Update:The only files that are denied are the urls that have custom icons. And they are denied due to "The system cannot find the file specified." Again, this is only the urls with custom icons. All of the other urls are fine.

hello guys, the exact same problem on my part, except it happens on .URL files in windows update's SoftwareDistribution folder resulting in some updates failing download and not being installed. This way I have found that issue here. This is Windows 2003 SP2, the cidaemon.exe is version 5.2.3790.3959. Process explorer shows it locks even other SoftwareDistribution files. some other points to consider if somebody from MS would like to dig deeper: a) symantec antivirus installed, I have tried to stop the services and unload the drivers but still no releasing happens (no restart tried yet) b) the server must have been configured with proxycfg to enable Windows Update to download the files - may be indexing service is trying to download the target URLs and is not able to use the proxy? c) isa firewall client is installed on the server, but currently disabled d) wow, I have just stopped the System catalogue in the properties of indexing service and the .URL file DISAPPEARED!

some other symptoms - once the System catalogue has been started again, the behaviour reappears regardles symantec antivirus is completelly out of operation. So this is definitelly issue somewhere between indexing service and ie 8. for those who might have the same problem with windows update to enable them googling here: FATAL: Failed to move file from C:\WINDOWS\SoftwareDistribution\Download\...\update\update.url to C:\WINDOWS\SoftwareDistribution\Download\...\update\update.url (hr = 80070005) after 10 retries ondrej

uuu, the final resolution: the cause was that the server needed proxy for accessing HTTP. its default gateway doesn't allow the HTTP traffic at all, so all services must use the web proxy. Once I enabled the HTTP traffic through the default gateway, it seems like the Indexing Services (may be the icon COM module from IE trying to update the icon) tries to follow the .URL and once it is possible without proxy, it works fine! So this seems to me as a bug in IE8 probably. The resolution is either: a) disable Indexing Services b) or disable just the System catalogue c) enable HTTP access without proxy ondrej.

I have same problem.

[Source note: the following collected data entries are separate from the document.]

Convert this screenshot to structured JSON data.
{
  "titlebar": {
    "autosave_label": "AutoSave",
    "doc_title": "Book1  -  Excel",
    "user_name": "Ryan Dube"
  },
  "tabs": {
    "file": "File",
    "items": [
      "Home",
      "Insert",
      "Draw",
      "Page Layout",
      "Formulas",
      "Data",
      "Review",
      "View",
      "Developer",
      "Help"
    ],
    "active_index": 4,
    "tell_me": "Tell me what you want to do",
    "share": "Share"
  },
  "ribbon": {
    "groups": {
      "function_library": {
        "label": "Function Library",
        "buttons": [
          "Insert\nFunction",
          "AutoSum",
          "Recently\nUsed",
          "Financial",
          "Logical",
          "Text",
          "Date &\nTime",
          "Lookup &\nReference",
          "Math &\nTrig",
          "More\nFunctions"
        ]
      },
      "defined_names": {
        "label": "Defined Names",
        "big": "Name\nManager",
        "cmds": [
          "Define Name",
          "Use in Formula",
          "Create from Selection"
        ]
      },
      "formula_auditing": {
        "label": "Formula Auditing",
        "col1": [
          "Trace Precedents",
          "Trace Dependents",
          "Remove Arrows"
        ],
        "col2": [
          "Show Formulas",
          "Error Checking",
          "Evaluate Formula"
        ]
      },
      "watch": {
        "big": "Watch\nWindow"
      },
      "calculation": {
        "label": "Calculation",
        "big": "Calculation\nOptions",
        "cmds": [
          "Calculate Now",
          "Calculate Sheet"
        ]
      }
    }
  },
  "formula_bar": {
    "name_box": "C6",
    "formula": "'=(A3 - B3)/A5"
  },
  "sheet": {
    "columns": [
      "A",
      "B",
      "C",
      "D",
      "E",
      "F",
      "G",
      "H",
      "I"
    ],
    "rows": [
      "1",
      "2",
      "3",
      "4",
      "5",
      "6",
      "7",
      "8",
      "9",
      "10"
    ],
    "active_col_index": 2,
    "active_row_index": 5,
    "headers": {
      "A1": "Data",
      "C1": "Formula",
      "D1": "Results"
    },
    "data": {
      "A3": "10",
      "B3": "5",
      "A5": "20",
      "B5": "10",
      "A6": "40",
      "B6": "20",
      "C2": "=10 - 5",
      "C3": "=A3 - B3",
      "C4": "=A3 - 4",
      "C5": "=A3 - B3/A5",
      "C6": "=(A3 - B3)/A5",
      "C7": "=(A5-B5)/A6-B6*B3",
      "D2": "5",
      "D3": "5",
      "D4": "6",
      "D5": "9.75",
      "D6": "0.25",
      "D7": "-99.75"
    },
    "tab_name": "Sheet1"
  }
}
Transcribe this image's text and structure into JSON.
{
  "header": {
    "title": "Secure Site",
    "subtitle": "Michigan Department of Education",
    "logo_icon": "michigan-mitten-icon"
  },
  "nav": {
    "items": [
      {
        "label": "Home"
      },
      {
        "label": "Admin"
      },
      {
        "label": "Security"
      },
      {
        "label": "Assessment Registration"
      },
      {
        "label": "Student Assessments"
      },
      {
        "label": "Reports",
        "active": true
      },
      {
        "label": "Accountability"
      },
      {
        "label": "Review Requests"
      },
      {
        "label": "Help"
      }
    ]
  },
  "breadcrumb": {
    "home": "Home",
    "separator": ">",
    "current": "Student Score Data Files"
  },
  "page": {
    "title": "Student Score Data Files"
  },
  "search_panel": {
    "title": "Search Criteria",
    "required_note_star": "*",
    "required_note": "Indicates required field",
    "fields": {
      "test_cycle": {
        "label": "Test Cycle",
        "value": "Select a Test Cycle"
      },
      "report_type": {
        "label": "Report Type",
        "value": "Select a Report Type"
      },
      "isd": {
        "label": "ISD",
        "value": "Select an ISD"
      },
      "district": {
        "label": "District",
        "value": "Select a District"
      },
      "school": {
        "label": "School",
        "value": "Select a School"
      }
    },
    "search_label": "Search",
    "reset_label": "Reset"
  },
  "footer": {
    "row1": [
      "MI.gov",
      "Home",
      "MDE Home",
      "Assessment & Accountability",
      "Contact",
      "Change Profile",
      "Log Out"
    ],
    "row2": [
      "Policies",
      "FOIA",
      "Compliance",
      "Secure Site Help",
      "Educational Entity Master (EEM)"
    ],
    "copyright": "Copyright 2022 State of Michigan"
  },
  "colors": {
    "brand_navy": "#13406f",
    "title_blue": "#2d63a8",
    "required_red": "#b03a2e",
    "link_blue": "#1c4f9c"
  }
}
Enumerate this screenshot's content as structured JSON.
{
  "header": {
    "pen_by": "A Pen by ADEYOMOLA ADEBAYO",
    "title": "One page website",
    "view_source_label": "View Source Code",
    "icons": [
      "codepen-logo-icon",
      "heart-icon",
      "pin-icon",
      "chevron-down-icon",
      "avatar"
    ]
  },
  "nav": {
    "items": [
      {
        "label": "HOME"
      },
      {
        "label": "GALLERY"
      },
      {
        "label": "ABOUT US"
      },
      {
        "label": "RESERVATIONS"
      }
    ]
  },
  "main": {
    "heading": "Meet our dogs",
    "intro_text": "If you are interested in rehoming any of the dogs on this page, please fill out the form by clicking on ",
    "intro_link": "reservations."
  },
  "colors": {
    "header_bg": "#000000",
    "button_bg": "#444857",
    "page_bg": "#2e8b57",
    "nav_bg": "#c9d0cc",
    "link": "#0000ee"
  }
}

Can you please to precise: - is it ok to turn off Indexing service on a server, or I should do it at local machines? - what does it mean exactly to "enable HTTP access without proxy", where can I do it?

Indexing Service was our issue as well. Two of our 15 servers that we converted to IE8 had the profile issue. And, when I finally came across your suggestion to disable Indexing, I checked and it was enabled and set to Automatic on only those 2 servers. All the working machines had it disabled already. Thanks so much. It stumped my co-worker all last week.